GreenID underlined that Vietnam lacks regulations on air quality as well as public awareness of the issue and of effective solutions to minimise the effects – such as home air purifiers.

The GreenID survey showed that despite the threat of pollution, many people remain unaware of basic air-related knowledge. Specifically, 43.1 per cent of respondents didn’t know about the air quality index (AQI), and only 12 per cent regularly monitor the AQI.

AQI is a standard value that translates the concentration of key air pollutants into many levels of health concerns. The higher the AQI value, the greater the level of pollution and the resulting impacts on health.
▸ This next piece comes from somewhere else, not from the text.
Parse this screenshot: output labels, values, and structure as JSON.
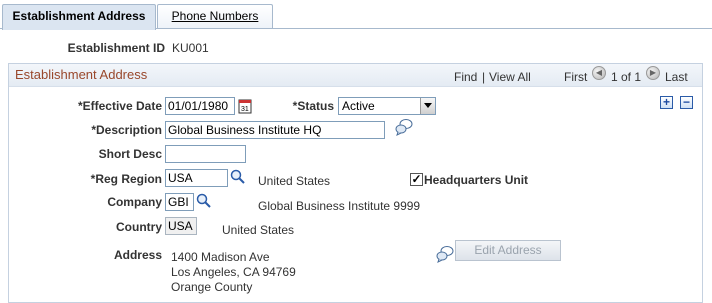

But many patients like Chuc at the Central Hospital for Tuberculosis and Lung Diseases feel unfamiliar to AQI.

“I don’t know about it AQI. No one instructed me to protect myself from air pollution. My sole measure to protect myself is using masks,” Chuc said. “What I need the most now is to be able to breathe easier and stop my cough.”

In June 2016, Vietnam’s government launched a national action plan on controlling air quality until 2020 with a vision to 2025, planning to monitor emissions and improve air quality. The plan assigns lots of duties for ministries and agencies, while setting out many solutions to curb air pollution, such as green production, investment into new technology, installation of air monitoring stations, and limitation of the use of obsolete technologies in production.

However, while waiting for this plan to have tangible effects, hundreds of thousands of air pollution victims like Chuc in Vietnam still have to suffer, which has a heavy cost on their families – financially as well as emotionally.